Advances in AI and cancer biology have also been made in the field of radiology. Cedars-Sinai researchers developed an AI that was able to identify individuals that would go on to develop pancreatic cancer from their CT scans taken years before they were ever diagnosed. Pancreatic cancer has some of the worst survival rates of any cancer type, with just 2–9% of patients surviving 5 years after their diagnosis. Diagnosis of pancreatic cancer is frequently made late due to its vague symptoms, which allows the cancer to advance into severe disease. Therefore, improving rates of early diagnosis may help to increase survival. With further study of its prediction capabilities, the AI could eventually be used to indicate the possibility of future pancreatic cancer for patients undergoing CT scans for other concerns.


Cancer vaccines

The first vaccines developed to treat bacterial diseases were developed some 200 years ago. In modern research settings, cancer biologists have been using this knowledge to develop vaccines against cancer, though efforts to design and produce effective vaccines have proved challenging. Tumor antigens targeted by vaccines may not produce strong immune responses, or indeed tumor cells may mutate to evade destruction.


Nevertheless, the COVID-19 pandemic has brought with it a new interest in mRNA vaccine technology that may help efforts to develop effective cancer vaccines which aim to stimulate or enhance anti-tumor immune responses. Most mRNA cancer vaccines are currently in Phase 2/3 trials and none to date have been approved by the FDA. Recently, a preclinical trial in mice demonstrated the efficacy of modified lipid nanoparticle “bubbles”. Other lipid nanoparticles, like those used in some COVID vaccines, can favor delivery of the vaccine to the liver, potentially resulting in inflammation. These newly developed lipid nanoparticles favored delivery of the vaccine into the lymphatic system, where immune cells are “trained”, to provoke a stronger immune response. The vaccine, which contained mRNA molecules encoding tyrosi­nase-related protein-2 (TRP-2), a tumor-associated protein expressed in melanoma, was tested in mouse models of the disease. The findings showed that increased delivery into the lymph by the modified lipid nanoparticles led to a stronger immune response. This significantly inhibited tumor growth, leading to a 40% complete response rate in combination with anti-PD-1 therapy.

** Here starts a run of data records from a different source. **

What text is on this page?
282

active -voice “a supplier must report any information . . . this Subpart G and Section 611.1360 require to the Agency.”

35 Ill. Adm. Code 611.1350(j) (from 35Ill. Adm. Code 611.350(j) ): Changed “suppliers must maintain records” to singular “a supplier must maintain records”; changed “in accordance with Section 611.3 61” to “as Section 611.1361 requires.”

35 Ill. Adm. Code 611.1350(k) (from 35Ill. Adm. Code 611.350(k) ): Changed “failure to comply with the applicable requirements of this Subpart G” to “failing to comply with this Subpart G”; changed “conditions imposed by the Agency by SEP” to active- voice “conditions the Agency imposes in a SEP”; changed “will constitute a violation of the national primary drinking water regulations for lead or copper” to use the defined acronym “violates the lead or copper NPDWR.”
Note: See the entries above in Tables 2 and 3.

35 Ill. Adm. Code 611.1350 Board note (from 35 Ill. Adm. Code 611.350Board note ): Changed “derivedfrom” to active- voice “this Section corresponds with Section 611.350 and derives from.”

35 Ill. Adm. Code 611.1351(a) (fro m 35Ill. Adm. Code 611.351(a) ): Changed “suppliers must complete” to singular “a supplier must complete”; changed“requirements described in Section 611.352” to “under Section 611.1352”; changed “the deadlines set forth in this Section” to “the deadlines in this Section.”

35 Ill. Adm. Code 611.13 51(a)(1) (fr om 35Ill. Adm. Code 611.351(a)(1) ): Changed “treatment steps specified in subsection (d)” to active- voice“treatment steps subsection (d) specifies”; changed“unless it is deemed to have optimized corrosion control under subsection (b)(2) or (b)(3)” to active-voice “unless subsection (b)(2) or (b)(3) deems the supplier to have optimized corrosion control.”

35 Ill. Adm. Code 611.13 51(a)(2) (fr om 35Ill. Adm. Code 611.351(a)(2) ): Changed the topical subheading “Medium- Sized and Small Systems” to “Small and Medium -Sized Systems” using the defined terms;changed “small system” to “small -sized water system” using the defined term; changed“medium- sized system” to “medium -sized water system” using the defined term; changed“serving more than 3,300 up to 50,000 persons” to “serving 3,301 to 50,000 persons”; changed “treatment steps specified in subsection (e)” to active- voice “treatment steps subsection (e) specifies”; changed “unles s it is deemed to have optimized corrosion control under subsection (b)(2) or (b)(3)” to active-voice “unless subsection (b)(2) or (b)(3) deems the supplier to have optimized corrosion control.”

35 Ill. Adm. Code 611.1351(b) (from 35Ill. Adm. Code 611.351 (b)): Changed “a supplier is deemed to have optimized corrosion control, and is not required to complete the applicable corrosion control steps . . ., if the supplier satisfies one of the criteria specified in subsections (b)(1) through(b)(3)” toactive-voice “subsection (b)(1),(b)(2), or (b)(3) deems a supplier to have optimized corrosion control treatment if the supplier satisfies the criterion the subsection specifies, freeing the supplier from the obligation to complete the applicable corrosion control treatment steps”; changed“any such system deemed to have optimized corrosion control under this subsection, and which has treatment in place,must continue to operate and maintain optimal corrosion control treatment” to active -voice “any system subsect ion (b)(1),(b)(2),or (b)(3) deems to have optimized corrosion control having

Another research team used a different method of development to produce an “off-the-shelf” vaccine. Cancer vaccines often require tailoring to an individual patient’s neoantigens produced by their tumor. This treatment targeted MICA and MICB, stress proteins expressed in many cancer types in response to DNA damage, which flag damaged cells to be eliminated by the immune system. Cancer cells can evade this mechanism and cleave MICA/B from their surface to escape detection. The vaccine, which produces antibodies that bind to MICA/B, prevents the cleavage and loss of these proteins. Together, this strengthens the immune response from both T and NK cells against tumor cells, delivering a powerful “double-punch” that reduced the rate of metastasis in mouse models of melanoma and triple-negative breast cancer.


Conclusion

Cancer biology is a diverse discipline which includes many other sub-fields such as genetics, cell biology, pharmacology and medicinal chemistry. Stepwise advances in these fields made over the past several decades have improved our knowledge of the biological processes underpinning cancer development. Together, these advances could enable the development of new and innovative technologies and therapies with the aim of turning today’s discoveries into tomorrow’s treatments.